5 teams the Orlando Magic will be fighting for a playoff spot
5 teams the Orlando Magic will be fighting for a playoff spot
Indiana Pacers
Last Year: 35-47, 11th East
Key Additions: Bruce Brown, Jarace Walker, Obi Toppin
Key Losses: Chris Duarte, George Hill
There are two teams that are undeniably on the rise in the Eastern Conference — the Orlando Magic and the Indiana Pacers.
Every other team is either already pretty well established, retooling or figuring out if their cores are good enough for the long run. Both the Magic and the Pacers are the only young teams who seem destined to break into the Eastern Conference playoff picture.
And it will happen sooner than later.
The Pacers might be a slight bit ahead developmentally and they played their offseason with the aggression that maybe Magic fans wanted to see Jeff Weltman play his team with.
Some of that just might have to do with how their season went.
Where Orlando started behind the 8-ball with a 5-20 start, Indiana raced (pun intended) out of the gates behind an All-Star performance from Tyrese Haliburton. He averaged 20.7 points and 10.4 assists per game last season.
The Pacers started 23-18 at the midpoint of the season. But that is when Haliburton suffered an injury and Indiana lost 11 of its next 12 games and suddenly faced an uphill climb to the end of the 2023 season. Indiana never recovered.

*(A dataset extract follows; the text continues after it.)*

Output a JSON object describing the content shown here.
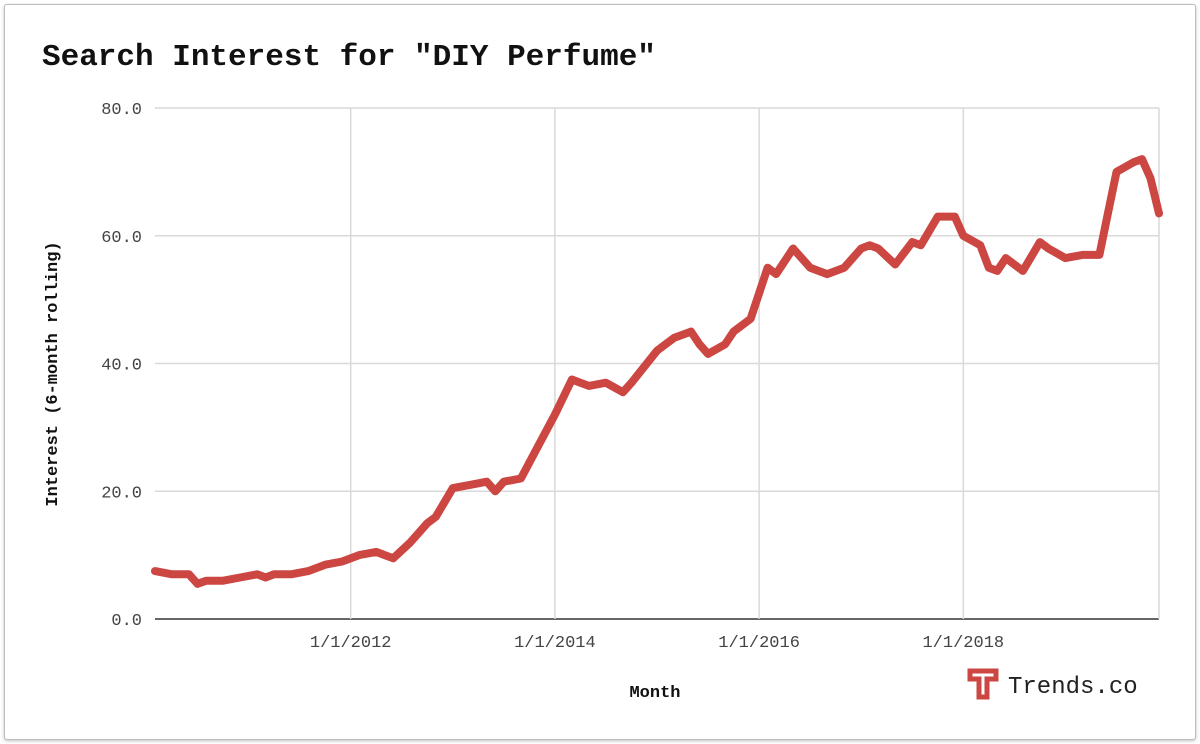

A sophomore Bennedict Mathurin, championship experience from Bruce Brown and some interior depth with the drafting of Jarace Walker and the trade for Obi Toppin gives the Pacers some better depth and the ability to withstand that. You forget of the veterans they have too with Buddy Hield and Myles Turner providing steady play for the team.
The Pacers just have more offensive firepower and that is probably what has them in a space to make the leap into the postseason next year. Their defense still needs to get cleaned up.
And this could be the weakness in their case: The Pacers won a lot of close games last year (25-23 in clutch situations). But they still ranked 21st in offensive rating (113.8 points per 100 possessions) and 26th in defensive rating (117.1 points allowed per 100 possessions). That is typically the profile of a team playing for ping pong balls at the end of the season and not a postseason berth.
The Magic and Pacers are probably going to get compared to each other a lot. Even though Indiana is a more veteran team. These are two franchises who are going to be the next teams to break into that top four — along with the Cleveland Cavaliers.
Orlando went 1-3 against Indiana last year, losing on a missed buzzer-beater from Franz Wagner early in the year and with a blowout win after the All-Star Break in Orlando.
And seeing that we are Magic historians, it would be great to renew that rivalry once again.